At local elections, most municipalities in Turkey’s southeastern heartland are won by the HDP or the Democratic Regions Party (BDP). But Kurds are very geographically scattered, millions living in western Turkey and often voting for other parties.

While many Kurds vote for the pro-Kurdish parties because of their ties to the outlawed Kurdistan Workers’ Party (PKK), there are others who remain opposed to the PKK’s hardline, Stalinist style.

AKP’s success against the military – removing it out of politics -- helped the party gain greater support among Kurds.  In 2007, AKP introduced the first draft constitution written entirely by civilians.
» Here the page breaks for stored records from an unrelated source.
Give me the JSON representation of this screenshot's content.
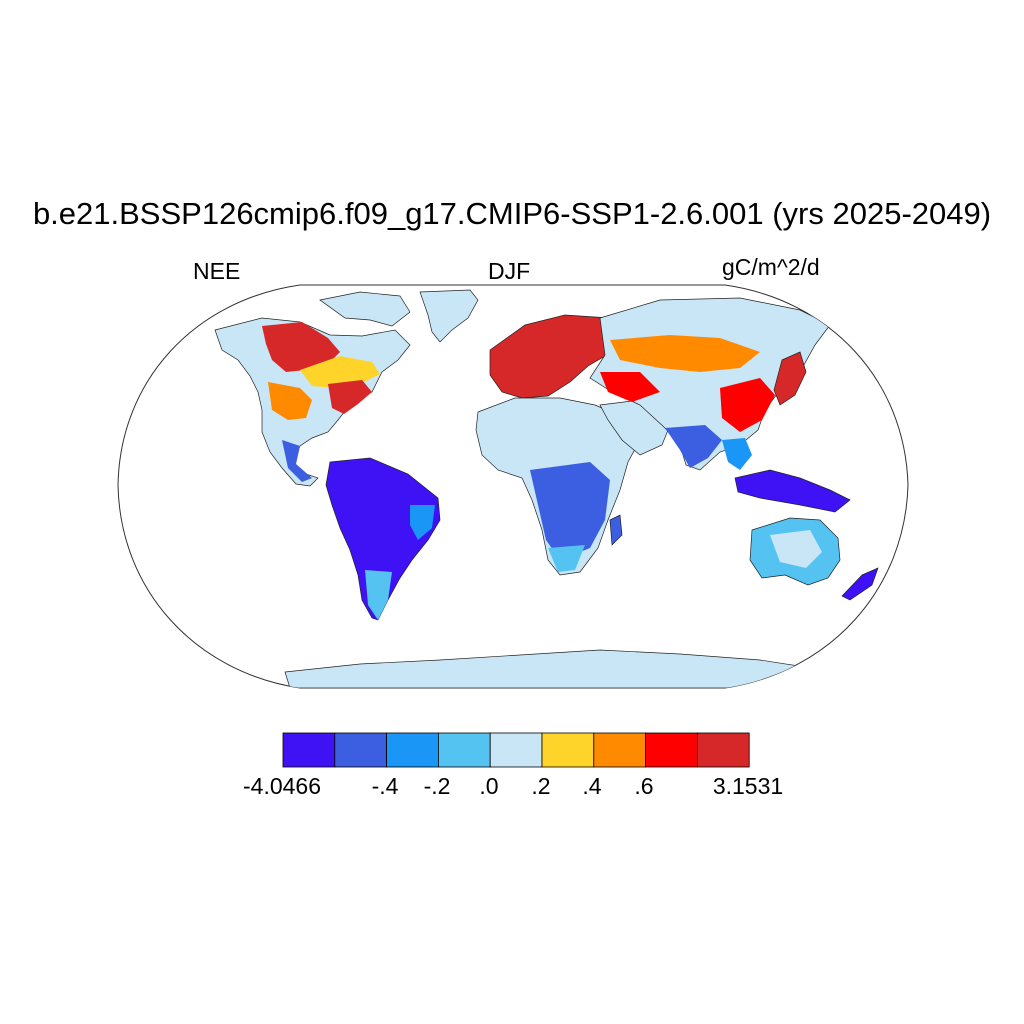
{
  "title": "b.e21.BSSP126cmip6.f09_g17.CMIP6-SSP1-2.6.001 (yrs 2025-2049)",
  "left_string": "NEE",
  "center_string": "DJF",
  "right_string": "gC/m^2/d",
  "projection": "Robinson",
  "colorbar": {
    "colors": [
      "#3e12f5",
      "#3c5ee0",
      "#1a96f6",
      "#55c3f2",
      "#c8e6f5",
      "#ffd42a",
      "#ff8a00",
      "#ff0000",
      "#d62828"
    ],
    "labels": [
      "-4.0466",
      "-.4",
      "-.2",
      ".0",
      ".2",
      ".4",
      ".6",
      "3.1531"
    ]
  },
  "regions": [
    {
      "name": "north-america-boreal",
      "color": "#d62828"
    },
    {
      "name": "eastern-us",
      "color": "#d62828"
    },
    {
      "name": "europe",
      "color": "#d62828"
    },
    {
      "name": "east-asia",
      "color": "#ff0000"
    },
    {
      "name": "amazon",
      "color": "#3e12f5"
    },
    {
      "name": "sahara",
      "color": "#c8e6f5"
    },
    {
      "name": "central-africa",
      "color": "#3c5ee0"
    },
    {
      "name": "australia",
      "color": "#55c3f2"
    },
    {
      "name": "antarctica",
      "color": "#c8e6f5"
    },
    {
      "name": "greenland",
      "color": "#c8e6f5"
    }
  ]
}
"Reducing the military’s role is an advantage for the Kurds, because they have suffered a lot during military rule," says Seyhanlioglu.

In the 1990s, more than 3,000 villages and farm settlements in the Kurdish regions were emptied by the military and its inhabitants forcibly evacuated, in a bid to deny shelter to the PKK, which is engaged in peace talks with the AKP after three decades of fighting the state for greater rights.

The Turkish economy has also come a long way during Erdogan's decade in power, boosting the AKP’s popularity, including among Kurds. According to Seyhanlioglu, AKP has won popularity by spending lavishly on roads, schools and different social services across the country, including in the Kurdish southeast.

"AKP secured help for poor families and scholarships, so that children could attend schools," Seyhanlioglu noted.

In Diyarbakir, shoe salesman Mahmut Turan is among those who does not support the AKP. He thinks that Erdogan and his former party’s promises of greater rights to Kurds are insufficient, and that the ruling party has a hidden agenda.

“AKP is always talking about freedom. But for AKP, individual freedom means freedom of religious expression, nothing else,” Turan says.

Professor Abbas Vali from Bogazici University in Istanbul agrees that a “significant number” of Kurds vote for the AKP, but insists that the majority do not.

He says the AKP’s reforms still have long to go, and that Kurds are especially hurt by not being able to have their children learn their language at public schools.

“Kurds who can’t afford to send their children to private schools can’t learn their language,” he notes.

He explains that one way the Kurds are kept politically behind is by the AKP’s refusal to to lower the 10 percent electoral threshold in parliament, preventing the main pro-Kurdish parties from being represented at the a national level.